Вышел Кот в лесной чаще намного южнее Ареи-Калэн Мортан. На самой Сантеке появляться не хотелось, тамшоние Старейшины не будут рады этому визиту, а лишний раз видеть их кислые морды — не самое большое удовольствие. Тем более, требовать начнут, то внимания к своим персонам, то оказания чести, непонятно какой, непонятно кому и непонятно зачем, потом услуг, и все это — чуть ли не виляя хвостом от подобострастия…
Рея на них нет. Пока нет.
Вокруг высились пышные древние ели, развесив пушистые голубовато-зеленые ветви-лапы; несмотря на жаркий полдень, здесь было темно и прохладно. Разносился птичий щебет и стрекот, постукивание, попискивание, разноголосый гомон мелкого зверья. Крупные хищники залегли в дневную спячку и выйдут ближе к вечеру, дневные тем более не рискнут сунуться к излучающему недовольство кхаэлю. Над головой носились мелкие птахи, склевывая надоедливое комарье. Пышная подушка палой хвои делала шаги беззвучными. Кхайнэ неторопливо и по-хозяйски шел сквозь знакомый до последней ветки лес, вдыхая влажный, пропитанный запахами грибов, земли и растительности воздух и постепенно избавляясь от мертвящего холода. Мир вздыхал и ластился, чувствовал неприязнь хозяина к себе, его усталость и раздражение и не понимал, чем провинился. Хэйва готова была стелиться перед своим Хранителем, лишь бы тот никуда не уходил.
И впрямь, откуда ей понимать? Ее сознание спутанно и сумбурно, она мыслит простейшими эмоциями и образами. Обвинять в чем-либо обретшую за долгое время жизни подобие разума планету — занятие бессмысленное, она попросту обидится и будет по-своему права.
Кхайнэ со вздохом бросил в пространство успокаивающую мысль — все в порядке, все хорошо, я не сержусь. Хэйва умиротворенно замолчала. А он вышел из лесной глухомани на тропку, ведущую к дому. К тому самому дому, где очнулся три столетия назад с огромной дырой вместо памяти.

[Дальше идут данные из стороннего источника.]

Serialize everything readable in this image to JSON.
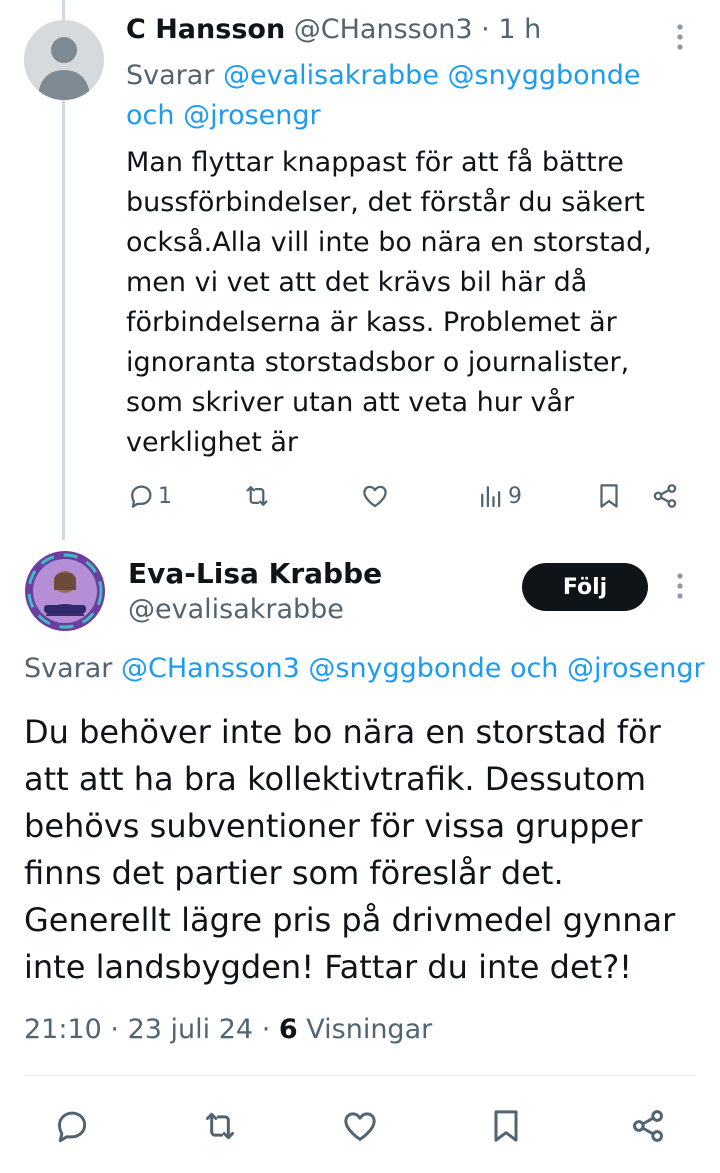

Трехэтажный деревянный особнячок не отгораживался от леса никакими заборами. Стоял себе пустой и тихий, погруженный в сохраняющий стазис, посреди широкой поляны, и казалось, что даже свет замирает и останавливается, проходя сквозь поле стазиса. Ерунда, конечно, но ощущение замершего и даже повернувшего вспять времени не покидало. Все осталось таким же, каким было три века назад — высокое крыльцо с массивными перилами, цветные витражные стекла в окнах, аккуратные хозяйственные постройки и дорожки, выложенные серым камнем прямо в траве. Правда, дымом из печной и каминной труб не тянуло, не доносились живые запахи и звуки. Тишина нежилого места, ожидающего, когда хозяева снлва вернутся под его кров.
Кхайнэ поднялся на крыльцо, но не стал входить в дом и нарушать его покой. Усевшись на верхнюю ступеньку, он прислонился головой к перилам и замер, слушая тишину, прерываемую лишь шелестом ветра. Птицы, и те смолкли здесь.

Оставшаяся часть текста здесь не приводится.